Carstudio will ensure that all Carstudio personnel required to access the personal data are informed
of the confidential nature of the personal data and comply with the obligations sets out in this DPA.
Carstudio will notify the User promptly upon becoming aware of and confirming any accidental,
unauthorized, or unlawful processing of, disclosure of, or access to the Personal Data. Carstudio will
also take action to investigate the incident and reasonably prevent or mitigate the effects of the case.
Carstudio may use Subprocessors to process the Personal Data. The use of Subprocessor to process the
Personal Data will follow Data Protection Legislation and will be governed by a contract between
Carstudio and Subprocessor.
Sub processors will be permitted to process personal data only to deliver the services Carstudio has
requested, and they shall be prohibited from using Personal Data for any other purpose.
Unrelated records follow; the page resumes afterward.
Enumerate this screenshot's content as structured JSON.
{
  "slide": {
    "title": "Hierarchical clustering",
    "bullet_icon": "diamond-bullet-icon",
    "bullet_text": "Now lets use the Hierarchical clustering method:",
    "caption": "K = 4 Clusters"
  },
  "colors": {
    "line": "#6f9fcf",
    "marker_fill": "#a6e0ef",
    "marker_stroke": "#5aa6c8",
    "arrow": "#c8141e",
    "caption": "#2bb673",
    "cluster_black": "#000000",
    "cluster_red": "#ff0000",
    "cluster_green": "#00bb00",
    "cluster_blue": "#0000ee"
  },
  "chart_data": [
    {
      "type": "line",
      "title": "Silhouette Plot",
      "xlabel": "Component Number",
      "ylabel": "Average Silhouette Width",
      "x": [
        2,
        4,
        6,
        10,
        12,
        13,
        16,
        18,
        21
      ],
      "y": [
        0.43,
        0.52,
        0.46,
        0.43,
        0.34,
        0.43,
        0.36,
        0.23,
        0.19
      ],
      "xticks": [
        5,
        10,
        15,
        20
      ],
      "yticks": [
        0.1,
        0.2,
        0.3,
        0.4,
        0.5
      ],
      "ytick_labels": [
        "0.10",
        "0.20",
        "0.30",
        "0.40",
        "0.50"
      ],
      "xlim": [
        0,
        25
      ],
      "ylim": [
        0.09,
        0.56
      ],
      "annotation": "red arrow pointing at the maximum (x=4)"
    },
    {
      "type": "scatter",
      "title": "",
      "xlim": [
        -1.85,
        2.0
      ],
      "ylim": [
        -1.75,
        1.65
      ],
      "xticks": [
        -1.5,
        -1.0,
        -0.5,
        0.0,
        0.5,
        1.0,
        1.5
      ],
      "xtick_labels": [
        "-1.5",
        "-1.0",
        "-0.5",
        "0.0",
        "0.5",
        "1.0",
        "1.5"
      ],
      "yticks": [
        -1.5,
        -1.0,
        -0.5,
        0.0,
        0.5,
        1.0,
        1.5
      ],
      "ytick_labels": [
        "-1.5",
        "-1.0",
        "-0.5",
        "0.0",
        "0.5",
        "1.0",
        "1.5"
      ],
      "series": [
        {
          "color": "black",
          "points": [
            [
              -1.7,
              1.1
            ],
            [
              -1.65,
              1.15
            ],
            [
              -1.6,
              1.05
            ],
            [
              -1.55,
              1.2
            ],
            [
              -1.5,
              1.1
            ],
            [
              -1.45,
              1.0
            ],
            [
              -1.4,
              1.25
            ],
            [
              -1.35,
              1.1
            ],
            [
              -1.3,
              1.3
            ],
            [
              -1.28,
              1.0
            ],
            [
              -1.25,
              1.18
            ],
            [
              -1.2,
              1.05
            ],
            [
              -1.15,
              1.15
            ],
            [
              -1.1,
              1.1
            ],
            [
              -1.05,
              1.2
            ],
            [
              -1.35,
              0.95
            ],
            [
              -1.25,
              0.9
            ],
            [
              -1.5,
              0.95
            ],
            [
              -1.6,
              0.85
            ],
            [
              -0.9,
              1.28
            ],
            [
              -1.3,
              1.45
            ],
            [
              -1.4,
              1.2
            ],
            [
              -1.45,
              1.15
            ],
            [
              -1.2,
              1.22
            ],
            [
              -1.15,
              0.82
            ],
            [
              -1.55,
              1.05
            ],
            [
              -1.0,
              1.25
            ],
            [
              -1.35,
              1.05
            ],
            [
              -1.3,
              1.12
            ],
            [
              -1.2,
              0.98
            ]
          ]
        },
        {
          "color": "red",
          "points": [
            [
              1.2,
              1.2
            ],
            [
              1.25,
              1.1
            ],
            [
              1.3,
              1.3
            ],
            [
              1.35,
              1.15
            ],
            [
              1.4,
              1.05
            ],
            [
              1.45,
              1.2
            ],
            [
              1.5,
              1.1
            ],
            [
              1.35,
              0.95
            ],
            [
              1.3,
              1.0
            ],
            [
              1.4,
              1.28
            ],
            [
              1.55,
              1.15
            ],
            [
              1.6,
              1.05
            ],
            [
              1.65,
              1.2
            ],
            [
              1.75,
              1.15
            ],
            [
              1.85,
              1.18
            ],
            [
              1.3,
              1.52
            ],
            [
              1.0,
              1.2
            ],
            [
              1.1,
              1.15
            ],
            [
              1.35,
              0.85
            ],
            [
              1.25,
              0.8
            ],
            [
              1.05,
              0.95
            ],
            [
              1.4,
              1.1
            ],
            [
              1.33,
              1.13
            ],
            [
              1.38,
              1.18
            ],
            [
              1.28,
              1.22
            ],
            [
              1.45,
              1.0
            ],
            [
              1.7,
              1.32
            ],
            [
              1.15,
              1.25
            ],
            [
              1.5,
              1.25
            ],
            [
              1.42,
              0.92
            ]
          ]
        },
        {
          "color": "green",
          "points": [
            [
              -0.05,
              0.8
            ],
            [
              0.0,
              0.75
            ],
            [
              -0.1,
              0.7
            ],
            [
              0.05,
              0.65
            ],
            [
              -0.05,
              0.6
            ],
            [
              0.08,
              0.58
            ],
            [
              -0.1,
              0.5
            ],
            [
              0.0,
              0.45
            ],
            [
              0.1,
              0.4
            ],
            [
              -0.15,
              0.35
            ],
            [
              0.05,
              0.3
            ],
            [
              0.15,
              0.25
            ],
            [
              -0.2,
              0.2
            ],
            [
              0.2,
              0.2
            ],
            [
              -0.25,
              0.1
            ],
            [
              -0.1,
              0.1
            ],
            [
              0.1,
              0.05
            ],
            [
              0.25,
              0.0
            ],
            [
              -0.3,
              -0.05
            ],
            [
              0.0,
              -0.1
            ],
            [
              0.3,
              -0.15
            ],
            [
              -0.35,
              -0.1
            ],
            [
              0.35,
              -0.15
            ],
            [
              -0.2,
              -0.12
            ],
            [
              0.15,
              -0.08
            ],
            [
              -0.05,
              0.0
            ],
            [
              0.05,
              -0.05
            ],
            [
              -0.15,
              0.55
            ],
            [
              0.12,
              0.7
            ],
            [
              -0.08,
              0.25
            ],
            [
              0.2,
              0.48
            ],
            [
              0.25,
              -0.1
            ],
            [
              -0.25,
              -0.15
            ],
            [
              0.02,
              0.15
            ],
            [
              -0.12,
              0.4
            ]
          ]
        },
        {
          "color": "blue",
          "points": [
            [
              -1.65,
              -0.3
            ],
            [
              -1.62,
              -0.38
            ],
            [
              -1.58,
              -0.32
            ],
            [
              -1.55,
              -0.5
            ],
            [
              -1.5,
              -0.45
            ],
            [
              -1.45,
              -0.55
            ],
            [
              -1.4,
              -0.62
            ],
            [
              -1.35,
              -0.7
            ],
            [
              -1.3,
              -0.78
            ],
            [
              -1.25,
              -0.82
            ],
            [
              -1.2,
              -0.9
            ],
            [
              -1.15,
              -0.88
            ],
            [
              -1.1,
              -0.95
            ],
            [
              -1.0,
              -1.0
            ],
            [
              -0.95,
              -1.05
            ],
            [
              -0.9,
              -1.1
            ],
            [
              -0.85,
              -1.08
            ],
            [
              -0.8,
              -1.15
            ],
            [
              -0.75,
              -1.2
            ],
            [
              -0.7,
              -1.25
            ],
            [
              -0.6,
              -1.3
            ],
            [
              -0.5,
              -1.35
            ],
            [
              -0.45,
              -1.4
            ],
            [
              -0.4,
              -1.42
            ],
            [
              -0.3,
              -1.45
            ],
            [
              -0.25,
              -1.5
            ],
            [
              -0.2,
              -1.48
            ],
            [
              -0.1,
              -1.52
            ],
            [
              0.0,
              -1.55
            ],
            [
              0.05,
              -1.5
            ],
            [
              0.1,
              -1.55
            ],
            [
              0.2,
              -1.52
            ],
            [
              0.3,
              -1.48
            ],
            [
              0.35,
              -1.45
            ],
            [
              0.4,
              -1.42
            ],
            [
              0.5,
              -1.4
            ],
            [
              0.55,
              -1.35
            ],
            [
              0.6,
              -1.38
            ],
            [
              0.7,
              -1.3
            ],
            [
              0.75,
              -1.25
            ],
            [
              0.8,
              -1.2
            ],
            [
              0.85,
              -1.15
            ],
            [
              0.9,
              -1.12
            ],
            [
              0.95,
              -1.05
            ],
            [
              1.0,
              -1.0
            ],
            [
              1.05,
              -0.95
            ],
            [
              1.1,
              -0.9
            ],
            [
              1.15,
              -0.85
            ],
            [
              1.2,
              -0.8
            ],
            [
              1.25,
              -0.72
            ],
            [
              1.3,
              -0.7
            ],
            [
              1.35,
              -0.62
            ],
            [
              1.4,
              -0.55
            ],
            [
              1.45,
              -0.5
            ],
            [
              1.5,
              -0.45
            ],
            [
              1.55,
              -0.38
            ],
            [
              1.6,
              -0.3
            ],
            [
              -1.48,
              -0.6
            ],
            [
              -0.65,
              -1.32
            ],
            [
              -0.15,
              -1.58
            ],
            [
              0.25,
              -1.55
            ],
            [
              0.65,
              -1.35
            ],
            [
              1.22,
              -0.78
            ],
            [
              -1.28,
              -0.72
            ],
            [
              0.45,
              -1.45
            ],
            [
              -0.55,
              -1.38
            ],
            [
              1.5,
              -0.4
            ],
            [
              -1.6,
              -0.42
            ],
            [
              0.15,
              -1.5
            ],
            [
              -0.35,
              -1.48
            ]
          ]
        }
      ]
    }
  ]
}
A list of our
current Subprocessors is available upon request by sending an email to info@Carstudio.ai
In the case where the sub-processor further engages with other processor to process Personal Data,
they will respect the obligations set out in this DPA.
5. Information Requests and Audits
Carstudio will promptly notify the User of any complaints, questions or requests received from Data
Subjects regarding the Personal Data.
When applicable, Carstudio will assist the User in fulfilling your obligations in relation to Data
Subject requests under the applicable Data Protection Legislation, to the extent that the information is
available to Carstudio and that you cannot otherwise obtain the relevant information. User shall be
solely responsible for responding to any Data Subjects’ requests and user shall reimburse Carstudio for
the costs arising from this assistance.
Upon request, Carstudio will provide all reasonable assistance to the User in respect to exercising
its audit rights. Given the purpose of the audit is to verify the Processing of personal data in
accordance with this DPA. Prior to the audit, parties will agree on the duration and scope. The request
from Users in this aspect shall be reasonable to the extent required by the Data Protection Legislation
and Users will be responsible for any cost incurred with regards to the resources and time spent by
Upon your written request, Carstudio will destroy all Personal Data in its possession or return the
Personal Data to User, as requested. This requirement will not apply to the extent Carstudio is required
by applicable law to retain some or all of the User’s Data. User Data on backup servers is protected
from any further processing, except to the extent required by applicable law.
This DPA only applies where the Personal Data originates from the EEA or is otherwise subject to the
Data Protection Legislation through the process of Personal Data during providing Services to the User.
In the event of any conflict or inconsistency between the terms of the Agreement and this DPA, the
provisions of this DPA shall prevail. This DPA might be amended from time to time. Any claims brought
under this DPA will be subject to the same terms and conditions, including the exclusions and
limitations of liability, as are set out in the Agreement.